Influido por la pintura de Darío de Regoyos y Gutiérrez Solana, y por las crónicas de Azorín, incorporó en sus obras escenas de pobreza rural y paisajes desolados. Sin embargo, su propuesta no se limitó al pesimismo: en sus lienzos coexistía la denuncia con una invitación a la esperanza. Su serie Amanecer tras la ruina (1902) ilustra esta dualidad: fondos sombríos, pero con rayos de luz que atraviesan nubes.
En su conferencia de 1904, «El arte como regeneración moral», defendió un arte ético que movilizara a la sociedad. Según las actas de la Sociedad de Amigos del Arte (pág. 30), afirmó: “El pincel debe servir de llama, no de ceniza”. Esta idea le unió a Joaquín Costa, con quien intercambió cartas en las que debatían la relación entre cultura y política.
A partir de 1905, organizó exposiciones itinerantes en pueblos de Cantabria, llevando sus pinturas y las de compañeros regeneracionistas a lugares sin acceso a galerías. Estas muestras generaron un debate público recogido en El Diario Montañés, donde se resaltaba la función pedagógica del arte.
Su producción de estos años incluye también grabados y caricaturas satíricas que ilustran artículos de prensa sobre el retraso político y social de España, mostrando su versatilidad y compromiso con la crítica social.
Última Etapa y Legado
Durante la Primera Guerra Mundial, Pedro reafirmó su postura neutral y pacifista. Viajó a Ginebra en 1916 para asistir a conferencias internacionales sobre arte y paz, retornando a Cantabria con la idea de organizar exposiciones solidarias. En 1917 y 1918 coordinó muestras en Santander que combinaron obras de pintores belgas y franceses con las suyas propias, evidenciando su convicción en la función unificadora del arte.

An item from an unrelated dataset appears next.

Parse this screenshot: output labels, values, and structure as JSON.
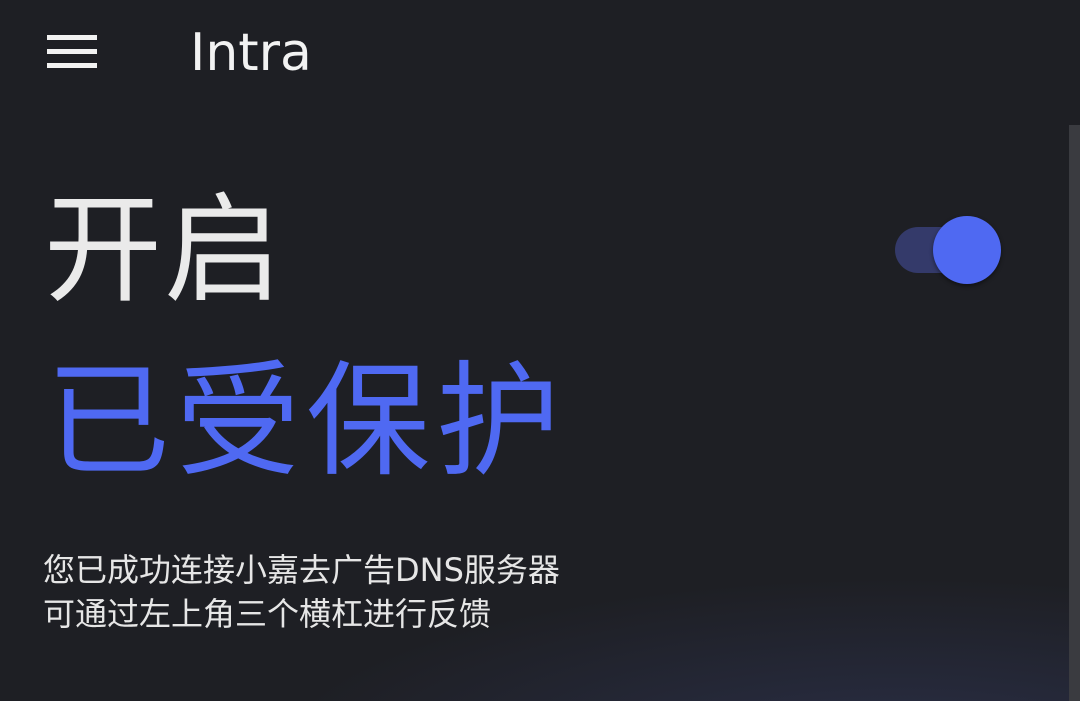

En 1920, invitado por el Marqués de Comillas, se instaló en el Palacio de Sobrellano para restaurar frescos de la Universidad Pontificia. Allí desarrolló un ciclo de acuarelas de la costa cántabra, reflejo de su dominio en el manejo del agua, la luz y la bruma marina. Estos trabajos fueron publicados en un pequeño catálogo en 1921, aún conservado en archivos locales.
Los últimos años de Ibaseta estuvieron marcados por la publicación de artículos en revistas de arte y en medios regionales, donde reflexionó sobre los cambios sociales y tecnológicos de la posguerra. En su ensayo «La modernidad y la tradición» (1925), Barthes en cita su metáfora: “Una nación que olvida su pasado es un cuadro sin marco”.
Pedro falleció el 11 de octubre de 1927 en su estudio de Comillas, rodeado de bocetos y cuadros inacabados. Su archivo—manuscritos, correspondencia y apuntes—quedó olvidado hasta los años setenta, cuando investigadores como Carmen Bescós lo redescubrieron y editaron selectos documentos.
Hoy, la figura de Pedro de Ibaseta y Gómez de Barreda se considera esencial para comprender la articulación entre Generación del 98 literaria y el regeneracionismo pictórico regional, siendo su legado un faro para estudiosos del arte finisecular español.